OK, while the best art museum in this town will remain the National Gallery of Art, the Phillips Collection gets the prize for the best atmosphere of an art museum. While I especially felt under dressed here (though I usually do in this town), The Phillips Collection is comprised of two buildings, one a modern building and the other, an old house off of Dupont Circle. So, for part of your walk through the museum, you’re in a typical “museum” setting with perfect lighting and few windows. For the other part, you wander into the old Victorian house and feel like someone has let you wander their house, enjoying their art collection. It created a very intimate feeling to the museum which I enjoyed. Don’t get me wrong, I love my Louvre but the small setting of feeling like I stepped into some one’s parlor to comment on their O’Keefe was a unique and special experience.

And then there is the painting that I went to see. I turned a corner and there it was, so much bigger than I expected. Renoir’s Luncheon of the Boating Party. It literally took my breath away and I had to sit on the bench in front of it and stare (around the two men who insisted on discussing the painting for what felt like eons directly in front of it). Renoir has always been my second favorite (not being a tortured enough artist for me to love as much as my Van Gogh). To see this painting, arguably not his best, but his best-known, work was a joy.
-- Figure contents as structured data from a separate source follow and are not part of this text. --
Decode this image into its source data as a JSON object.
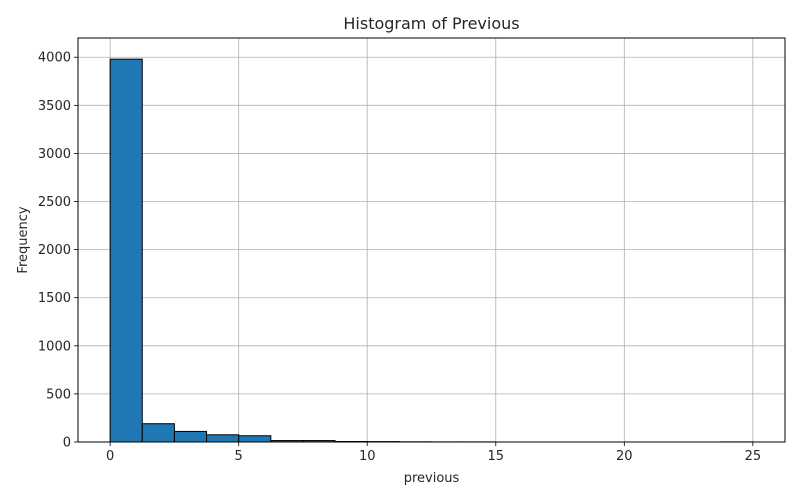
{
  "chart_data": {
    "type": "bar",
    "title": "Histogram of Previous",
    "xlabel": "previous",
    "ylabel": "Frequency",
    "xlim": [
      -1.25,
      26.25
    ],
    "ylim": [
      0,
      4200
    ],
    "grid": true,
    "bar_color": "#1f77b4",
    "edge_color": "#000000",
    "grid_color": "#b0b0b0",
    "xticks": [
      0,
      5,
      10,
      15,
      20,
      25
    ],
    "xtick_labels": [
      "0",
      "5",
      "10",
      "15",
      "20",
      "25"
    ],
    "yticks": [
      0,
      500,
      1000,
      1500,
      2000,
      2500,
      3000,
      3500,
      4000
    ],
    "ytick_labels": [
      "0",
      "500",
      "1000",
      "1500",
      "2000",
      "2500",
      "3000",
      "3500",
      "4000"
    ],
    "bins": [
      {
        "x0": 0.0,
        "x1": 1.25,
        "count": 3980
      },
      {
        "x0": 1.25,
        "x1": 2.5,
        "count": 190
      },
      {
        "x0": 2.5,
        "x1": 3.75,
        "count": 110
      },
      {
        "x0": 3.75,
        "x1": 5.0,
        "count": 75
      },
      {
        "x0": 5.0,
        "x1": 6.25,
        "count": 65
      },
      {
        "x0": 6.25,
        "x1": 7.5,
        "count": 15
      },
      {
        "x0": 7.5,
        "x1": 8.75,
        "count": 15
      },
      {
        "x0": 8.75,
        "x1": 10.0,
        "count": 5
      },
      {
        "x0": 10.0,
        "x1": 11.25,
        "count": 4
      },
      {
        "x0": 11.25,
        "x1": 12.5,
        "count": 2
      },
      {
        "x0": 12.5,
        "x1": 13.75,
        "count": 1
      },
      {
        "x0": 13.75,
        "x1": 15.0,
        "count": 1
      },
      {
        "x0": 15.0,
        "x1": 16.25,
        "count": 0
      },
      {
        "x0": 16.25,
        "x1": 17.5,
        "count": 0
      },
      {
        "x0": 17.5,
        "x1": 18.75,
        "count": 0
      },
      {
        "x0": 18.75,
        "x1": 20.0,
        "count": 0
      },
      {
        "x0": 20.0,
        "x1": 21.25,
        "count": 0
      },
      {
        "x0": 21.25,
        "x1": 22.5,
        "count": 0
      },
      {
        "x0": 22.5,
        "x1": 23.75,
        "count": 0
      },
      {
        "x0": 23.75,
        "x1": 25.0,
        "count": 1
      }
    ]
  }
}
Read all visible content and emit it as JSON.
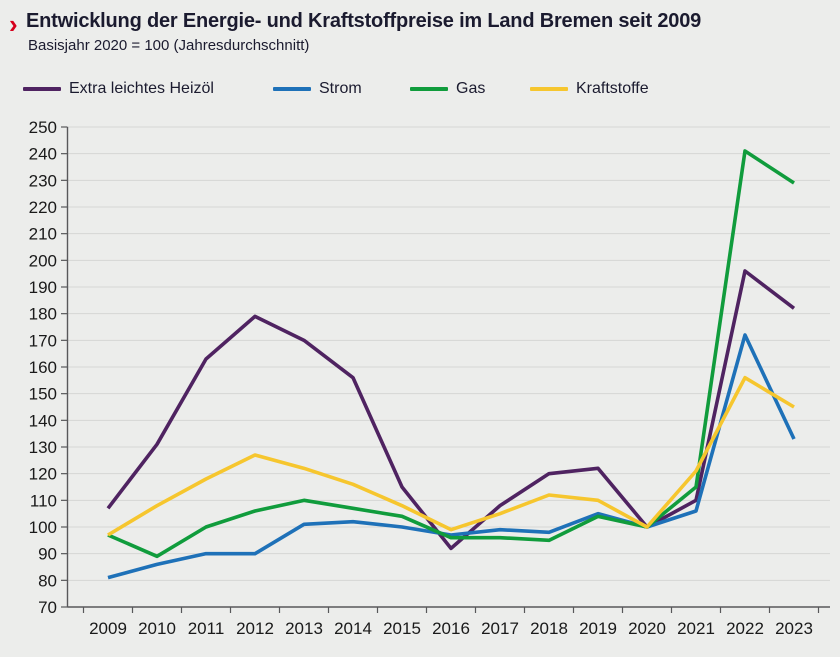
{
  "header": {
    "marker": "›",
    "title": "Entwicklung der Energie- und Kraftstoffpreise im Land Bremen seit 2009",
    "subtitle": "Basisjahr 2020 = 100 (Jahresdurchschnitt)"
  },
  "colors": {
    "accent_red": "#d6001c",
    "heizoel": "#4f2361",
    "strom": "#1e71b8",
    "gas": "#109c3c",
    "kraftstoffe": "#f6c62e",
    "grid": "#d6d6d4",
    "axis": "#58585a",
    "text": "#1a1a1a",
    "background": "#ecedeb"
  },
  "chart_data": {
    "type": "line",
    "x": [
      2009,
      2010,
      2011,
      2012,
      2013,
      2014,
      2015,
      2016,
      2017,
      2018,
      2019,
      2020,
      2021,
      2022,
      2023
    ],
    "series": [
      {
        "name": "Extra leichtes Heizöl",
        "color_key": "heizoel",
        "values": [
          107,
          131,
          163,
          179,
          170,
          156,
          115,
          92,
          108,
          120,
          122,
          100,
          110,
          196,
          182
        ]
      },
      {
        "name": "Strom",
        "color_key": "strom",
        "values": [
          81,
          86,
          90,
          90,
          101,
          102,
          100,
          97,
          99,
          98,
          105,
          100,
          106,
          172,
          133
        ]
      },
      {
        "name": "Gas",
        "color_key": "gas",
        "values": [
          97,
          89,
          100,
          106,
          110,
          107,
          104,
          96,
          96,
          95,
          104,
          100,
          115,
          241,
          229
        ]
      },
      {
        "name": "Kraftstoffe",
        "color_key": "kraftstoffe",
        "values": [
          97,
          108,
          118,
          127,
          122,
          116,
          108,
          99,
          105,
          112,
          110,
          100,
          121,
          156,
          145
        ]
      }
    ],
    "title": "Entwicklung der Energie- und Kraftstoffpreise im Land Bremen seit 2009",
    "subtitle": "Basisjahr 2020 = 100 (Jahresdurchschnitt)",
    "xlabel": "",
    "ylabel": "",
    "ylim": [
      70,
      250
    ],
    "ytick_step": 10,
    "grid": true,
    "legend_position": "top"
  }
}
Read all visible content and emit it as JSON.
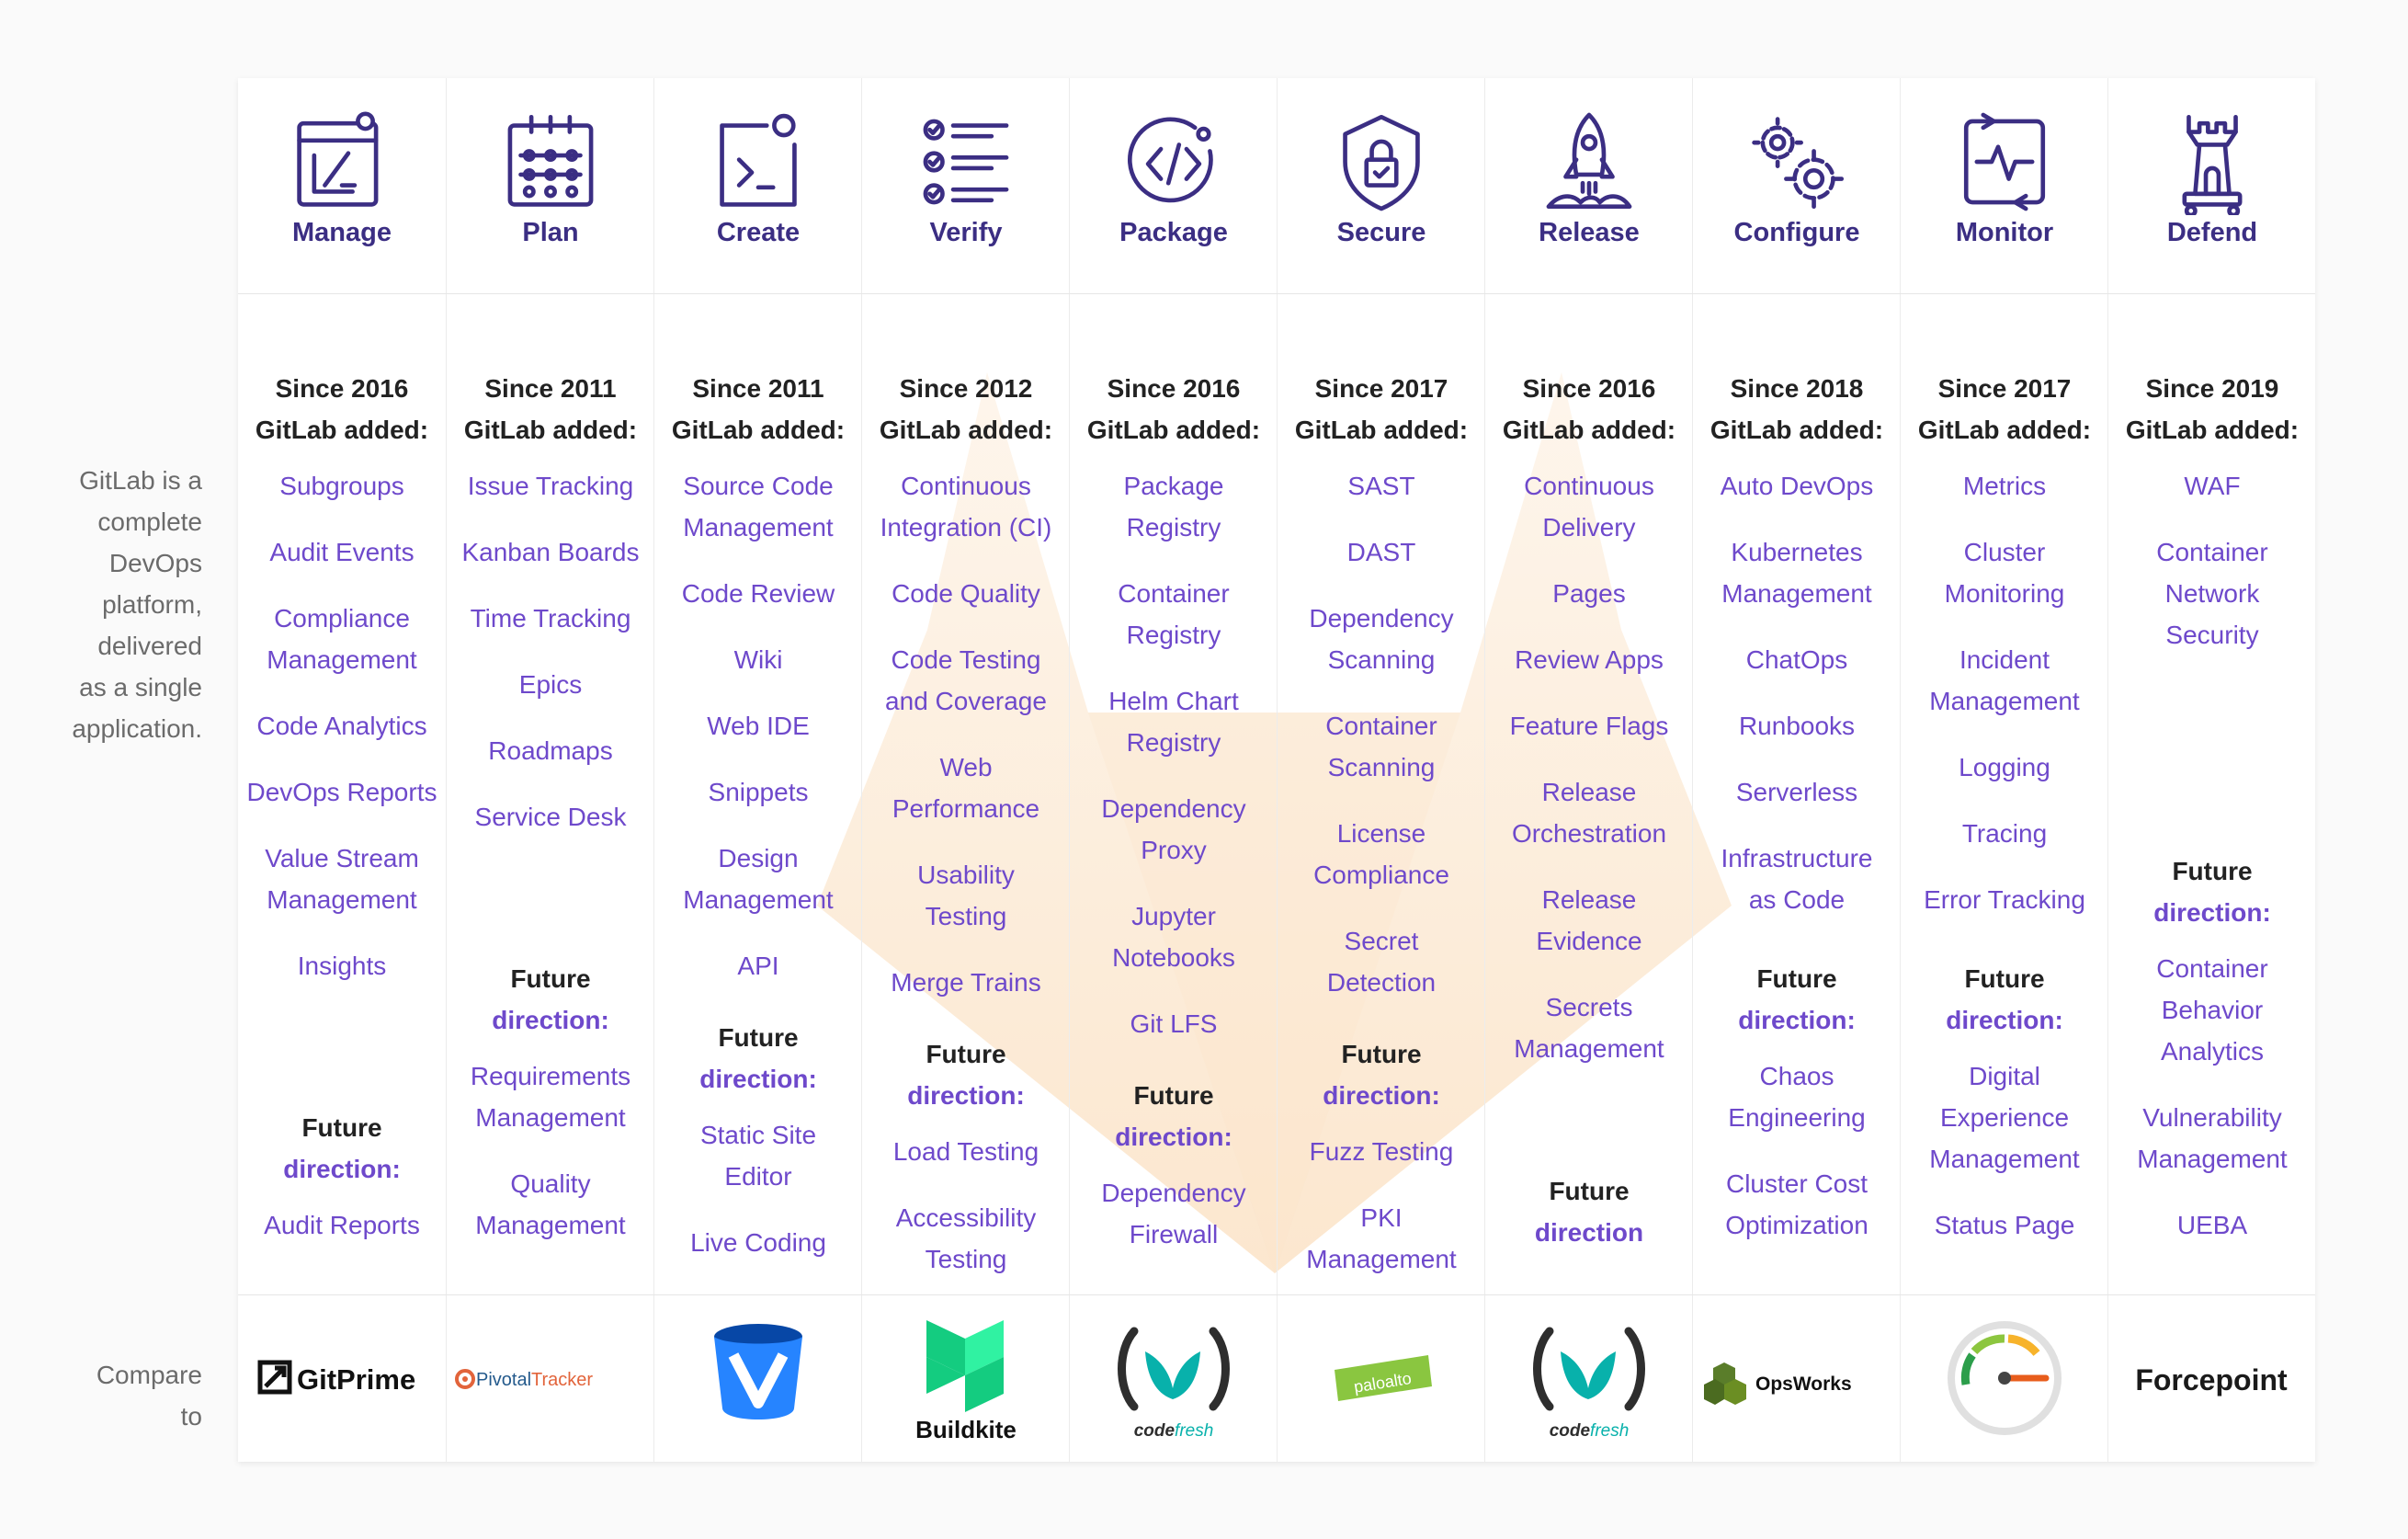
{
  "sidebar": {
    "description": [
      "GitLab is a",
      "complete",
      "DevOps",
      "platform,",
      "delivered",
      "as a single",
      "application."
    ],
    "compare": [
      "Compare",
      "to"
    ]
  },
  "colors": {
    "stage_name": "#3b2e83",
    "feature_link": "#6e49cb",
    "tanuki_tint": "#fbe4c9"
  },
  "stages": [
    {
      "name": "Manage",
      "icon": "manage-icon",
      "since": [
        "Since 2016",
        "GitLab added:"
      ],
      "features": [
        [
          "Subgroups"
        ],
        [
          "Audit Events"
        ],
        [
          "Compliance",
          "Management"
        ],
        [
          "Code Analytics"
        ],
        [
          "DevOps Reports"
        ],
        [
          "Value Stream",
          "Management"
        ],
        [
          "Insights"
        ]
      ],
      "future_label": [
        "Future",
        "direction:"
      ],
      "future": [
        [
          "Audit Reports"
        ]
      ],
      "compare": "GitPrime"
    },
    {
      "name": "Plan",
      "icon": "plan-icon",
      "since": [
        "Since 2011",
        "GitLab added:"
      ],
      "features": [
        [
          "Issue Tracking"
        ],
        [
          "Kanban Boards"
        ],
        [
          "Time Tracking"
        ],
        [
          "Epics"
        ],
        [
          "Roadmaps"
        ],
        [
          "Service Desk"
        ]
      ],
      "future_label": [
        "Future",
        "direction:"
      ],
      "future": [
        [
          "Requirements",
          "Management"
        ],
        [
          "Quality",
          "Management"
        ]
      ],
      "compare": "PivotalTracker"
    },
    {
      "name": "Create",
      "icon": "create-icon",
      "since": [
        "Since 2011",
        "GitLab added:"
      ],
      "features": [
        [
          "Source Code",
          "Management"
        ],
        [
          "Code Review"
        ],
        [
          "Wiki"
        ],
        [
          "Web IDE"
        ],
        [
          "Snippets"
        ],
        [
          "Design",
          "Management"
        ],
        [
          "API"
        ]
      ],
      "future_label": [
        "Future",
        "direction:"
      ],
      "future": [
        [
          "Static Site",
          "Editor"
        ],
        [
          "Live Coding"
        ]
      ],
      "compare": "Bitbucket"
    },
    {
      "name": "Verify",
      "icon": "verify-icon",
      "since": [
        "Since 2012",
        "GitLab added:"
      ],
      "features": [
        [
          "Continuous",
          "Integration (CI)"
        ],
        [
          "Code Quality"
        ],
        [
          "Code Testing",
          "and Coverage"
        ],
        [
          "Web",
          "Performance"
        ],
        [
          "Usability",
          "Testing"
        ],
        [
          "Merge Trains"
        ]
      ],
      "future_label": [
        "Future",
        "direction:"
      ],
      "future": [
        [
          "Load Testing"
        ],
        [
          "Accessibility",
          "Testing"
        ]
      ],
      "compare": "Buildkite"
    },
    {
      "name": "Package",
      "icon": "package-icon",
      "since": [
        "Since 2016",
        "GitLab added:"
      ],
      "features": [
        [
          "Package",
          "Registry"
        ],
        [
          "Container",
          "Registry"
        ],
        [
          "Helm Chart",
          "Registry"
        ],
        [
          "Dependency",
          "Proxy"
        ],
        [
          "Jupyter",
          "Notebooks"
        ],
        [
          "Git LFS"
        ]
      ],
      "future_label": [
        "Future",
        "direction:"
      ],
      "future": [
        [
          "Dependency",
          "Firewall"
        ]
      ],
      "compare": "codefresh"
    },
    {
      "name": "Secure",
      "icon": "secure-icon",
      "since": [
        "Since 2017",
        "GitLab added:"
      ],
      "features": [
        [
          "SAST"
        ],
        [
          "DAST"
        ],
        [
          "Dependency",
          "Scanning"
        ],
        [
          "Container",
          "Scanning"
        ],
        [
          "License",
          "Compliance"
        ],
        [
          "Secret",
          "Detection"
        ]
      ],
      "future_label": [
        "Future",
        "direction:"
      ],
      "future": [
        [
          "Fuzz Testing"
        ],
        [
          "PKI",
          "Management"
        ]
      ],
      "compare": "paloalto"
    },
    {
      "name": "Release",
      "icon": "release-icon",
      "since": [
        "Since 2016",
        "GitLab added:"
      ],
      "features": [
        [
          "Continuous",
          "Delivery"
        ],
        [
          "Pages"
        ],
        [
          "Review Apps"
        ],
        [
          "Feature Flags"
        ],
        [
          "Release",
          "Orchestration"
        ],
        [
          "Release",
          "Evidence"
        ],
        [
          "Secrets",
          "Management"
        ]
      ],
      "future_label": [
        "Future",
        "direction"
      ],
      "future": [],
      "compare": "codefresh"
    },
    {
      "name": "Configure",
      "icon": "configure-icon",
      "since": [
        "Since 2018",
        "GitLab added:"
      ],
      "features": [
        [
          "Auto DevOps"
        ],
        [
          "Kubernetes",
          "Management"
        ],
        [
          "ChatOps"
        ],
        [
          "Runbooks"
        ],
        [
          "Serverless"
        ],
        [
          "Infrastructure",
          "as Code"
        ]
      ],
      "future_label": [
        "Future",
        "direction:"
      ],
      "future": [
        [
          "Chaos",
          "Engineering"
        ],
        [
          "Cluster Cost",
          "Optimization"
        ]
      ],
      "compare": "OpsWorks"
    },
    {
      "name": "Monitor",
      "icon": "monitor-icon",
      "since": [
        "Since 2017",
        "GitLab added:"
      ],
      "features": [
        [
          "Metrics"
        ],
        [
          "Cluster",
          "Monitoring"
        ],
        [
          "Incident",
          "Management"
        ],
        [
          "Logging"
        ],
        [
          "Tracing"
        ],
        [
          "Error Tracking"
        ]
      ],
      "future_label": [
        "Future",
        "direction:"
      ],
      "future": [
        [
          "Digital",
          "Experience",
          "Management"
        ],
        [
          "Status Page"
        ]
      ],
      "compare": "speedometer"
    },
    {
      "name": "Defend",
      "icon": "defend-icon",
      "since": [
        "Since 2019",
        "GitLab added:"
      ],
      "features": [
        [
          "WAF"
        ],
        [
          "Container",
          "Network",
          "Security"
        ]
      ],
      "future_label": [
        "Future",
        "direction:"
      ],
      "future": [
        [
          "Container",
          "Behavior",
          "Analytics"
        ],
        [
          "Vulnerability",
          "Management"
        ],
        [
          "UEBA"
        ]
      ],
      "compare": "Forcepoint"
    }
  ]
}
It ranks up there with turning the corner to see Starry Night at MOMA or finding down in the basement Crows with Wheatfield in Amsterdam. I will admit, I thought it was smaller because of the film Amelie. The canvas in the movie is smaller that the painting actually is but I admit I also stared at the girl with the glass and smiled. The colors also blew me away. The flowers on the girl’s hat with the dog were so vivid and textured, I would have sworn they were just painted yesterday. Also, this painting has such movement. You expect to see the next moments at any second, as if you were watching a film instead of looking at a painting. I have said it before, but I’ll say it again, I wish I could see the world the way the Impressionists saw it. We all should be so lucky.